Atom nods in agreement. “Been having similar thoughts myself. Soda gets out of prison next month too. Be good to bring him back into the fold. We’ll need his skills.”
“Just put me in, Coach,” Taco says. “Whatever you need, wherever you need me.”
Catfish leans forward in his seat. “Hate to rain on the parade, but have you thought through how we fund all this now that the Russians took out the grow-op?”
“The meth,” I answer. “And I’m thinking we don’t worry about the distribution. We sell it wholesale to a dealer, then get the fuck out of Dodge with the full amount in our bank account. Think about it.” My mind reels at a mile a minute. I don’t even have to look down at my notes anymore. “Consolidation is free. We shore up the leadership team roles, possibly select another prospect or Soda to join. Then we fill up the prospect pool from the hangarounds. Atom builds a training plan. Talks with Halo and Spark about theirs. Levels up our skills. That’s free too. King suggested we find a prospect with better medical training, preferably military triage or emergency room. Save us paying out to that doc in town to see us privately. We increase our fact finding in Denver. Undercover shit, if we have to, no colors. Network the fucking underground to get our ears back to the ground. Also, technically free.”
I lift my papers. “I got a full list.”
Grudge nods. “I’m in. That was some kind of pep talk, brother.”

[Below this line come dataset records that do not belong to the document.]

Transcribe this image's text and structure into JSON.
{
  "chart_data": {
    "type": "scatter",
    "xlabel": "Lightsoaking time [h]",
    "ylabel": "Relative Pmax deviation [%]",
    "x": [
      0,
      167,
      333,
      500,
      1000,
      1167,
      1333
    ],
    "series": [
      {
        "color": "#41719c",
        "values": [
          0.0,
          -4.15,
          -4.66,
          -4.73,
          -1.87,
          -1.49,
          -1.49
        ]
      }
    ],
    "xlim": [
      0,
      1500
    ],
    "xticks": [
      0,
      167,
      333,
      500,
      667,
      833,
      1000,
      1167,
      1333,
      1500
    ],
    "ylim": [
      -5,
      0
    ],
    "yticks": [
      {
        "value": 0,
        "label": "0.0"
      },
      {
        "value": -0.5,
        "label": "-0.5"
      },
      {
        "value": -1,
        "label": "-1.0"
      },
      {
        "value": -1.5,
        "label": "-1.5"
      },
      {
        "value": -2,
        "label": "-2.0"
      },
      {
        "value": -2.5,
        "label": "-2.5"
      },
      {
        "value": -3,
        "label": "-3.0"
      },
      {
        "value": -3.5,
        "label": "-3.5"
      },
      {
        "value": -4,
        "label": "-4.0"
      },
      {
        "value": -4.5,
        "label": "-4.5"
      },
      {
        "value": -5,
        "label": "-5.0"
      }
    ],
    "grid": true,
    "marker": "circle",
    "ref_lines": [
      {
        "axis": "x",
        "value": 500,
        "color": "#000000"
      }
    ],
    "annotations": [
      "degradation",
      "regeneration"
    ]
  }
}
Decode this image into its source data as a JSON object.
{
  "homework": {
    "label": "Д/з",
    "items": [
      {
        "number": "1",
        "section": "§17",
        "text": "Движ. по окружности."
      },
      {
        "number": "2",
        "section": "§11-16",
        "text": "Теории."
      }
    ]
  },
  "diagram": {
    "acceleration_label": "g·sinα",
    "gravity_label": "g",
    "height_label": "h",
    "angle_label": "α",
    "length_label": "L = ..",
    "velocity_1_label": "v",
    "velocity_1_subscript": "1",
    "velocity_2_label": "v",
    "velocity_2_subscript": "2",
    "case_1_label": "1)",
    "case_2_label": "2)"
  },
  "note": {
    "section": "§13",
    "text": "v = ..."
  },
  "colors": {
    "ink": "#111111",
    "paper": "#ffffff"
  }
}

“It’s a lot of work, but I’m in,” Smoke says.
“Don’t need to take a vote,” Butcher says. “It’s time we put being motherfucking Outlaws back to the top of our agenda.”
It takes the next five hours to work through the details. Every goal gets broken down into actions. Turns out, Taco is really fucking good at organizing this kind of thing. He lends structure to ideas.
We skip lunch, our heads down in the details.